Asya’da maymun yakalamak için kullanılan bir çeşit tuzak vardır: Bir Hindistan cevizi oyulur ve iple bir ağaca veya yerdeki bir kazığa bağlanır. Hindistan cevizinin altına ince bir yarık açılır ve oradan içine tatlı bir yiyecek konur. Bu yarık sadece maymunun elini açıkken sokacağı büyüklüktedir. Yumruk yaptığında elini dışarı çıkaramaz. Maymun tatlının kokusunu alır, yiyeceği yakalamak için elini içeri sokar, ama yiyecek elindeyken elini dışarı çıkarması olanaksızdır. Sıkıca yumruk yapılmış el, bu yarıktan dışarı çıkmaz. Avcılar geldiğinde maymun çılgına döner, ama kaçamaz. Aslında bu maymunu tutsak eden hiçbir şey yoktur. Yapması gereken tek şey, elini açıp yiyeceği bırakmaktır. Onu sadece, kendi bağımlılığının gücü ve hırsı tutsak etmiştir.
Malum, balıklar su içinde, diğer kendinden daha büyük balıklar haricinde, yaşamından eminlerdir. Ancak ne zaman ki, suyun üstünden uzatılan oltadaki yeme tamah ederler, onları diğer balıklardan önce kapma telaşına kapılırlar, işte o zaman, hapı da, zokayı da yutmuş olurlar. Nice balıklar vardır ki, su içinde her şeyden eminken boğazının hırsı yüzünden oltaya tutulmuştur. Karga denizden balık yakalamak için balığın sevdiği yemi veya ekmek parçasını deniz kıyısına atıyor bekliyor.

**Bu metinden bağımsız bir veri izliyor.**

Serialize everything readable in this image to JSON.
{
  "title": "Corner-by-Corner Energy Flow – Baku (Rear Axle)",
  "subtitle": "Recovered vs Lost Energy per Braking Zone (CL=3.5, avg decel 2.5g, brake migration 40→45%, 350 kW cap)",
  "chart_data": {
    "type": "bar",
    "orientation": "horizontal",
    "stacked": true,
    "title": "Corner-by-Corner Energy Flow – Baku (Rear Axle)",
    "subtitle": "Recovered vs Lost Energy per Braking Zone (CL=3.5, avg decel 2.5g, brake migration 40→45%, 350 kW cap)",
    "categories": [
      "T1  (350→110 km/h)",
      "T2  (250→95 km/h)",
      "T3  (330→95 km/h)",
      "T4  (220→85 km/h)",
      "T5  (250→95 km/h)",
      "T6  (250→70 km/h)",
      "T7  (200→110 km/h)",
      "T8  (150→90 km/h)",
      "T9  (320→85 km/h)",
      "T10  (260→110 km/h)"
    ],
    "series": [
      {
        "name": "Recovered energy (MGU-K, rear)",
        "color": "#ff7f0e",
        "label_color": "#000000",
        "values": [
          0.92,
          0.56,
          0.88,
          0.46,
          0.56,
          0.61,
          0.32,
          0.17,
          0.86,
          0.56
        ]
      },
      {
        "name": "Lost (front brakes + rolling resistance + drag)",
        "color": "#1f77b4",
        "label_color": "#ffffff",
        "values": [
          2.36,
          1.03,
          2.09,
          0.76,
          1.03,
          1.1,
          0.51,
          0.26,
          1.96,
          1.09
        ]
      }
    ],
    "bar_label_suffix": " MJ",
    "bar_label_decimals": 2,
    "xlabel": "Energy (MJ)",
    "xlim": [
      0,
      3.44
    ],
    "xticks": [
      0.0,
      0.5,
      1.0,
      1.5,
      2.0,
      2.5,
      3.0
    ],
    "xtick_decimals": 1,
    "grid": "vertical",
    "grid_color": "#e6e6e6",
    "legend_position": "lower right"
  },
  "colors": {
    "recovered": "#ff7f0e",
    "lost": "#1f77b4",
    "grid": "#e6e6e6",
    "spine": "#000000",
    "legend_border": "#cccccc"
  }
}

Balık ekmek almak için ekmeğe hücum edince karga balığı yakalayıp afiyetle mideye indiriyor.
İşte bu yüzden zaafları hırsları ihtirasları tarafından yönetilen insan kontrolsüz insandır. Nasıl ki kontrolden çıkmış arabanın en sonunda varacağı yer ya bir başka arabayla çarpışmak ya da şarampole yuvarlanmak ise, zaaflarının kontrolüne girmiş bir insanın varacağı yer de aynıdır.
Her ferdi, hatta her topluluğu hoşlandığı yem ile avlarlar. Önemli Olan böyle oltalara gelmeyecek kadar toplumu eğitmektir.
Günümüzün egoist insanlarının
İktidar hırsı, vicdan ve aklı devreden çıkarırsa o ülke ve insanları en büyük acılar çeker. Tarihin bize öğrettiği tam da budur: bitmek bilmeyen iktidar hırsı er ya da geç yenilgiye mahkûmdur.
Hırs yola çıkınca, akıl firar eylermiş.
Hırsla kalkan zararla oturur,Hırs atına binenler, çoğu kez ne vakit düştüklerini anlayamazlar.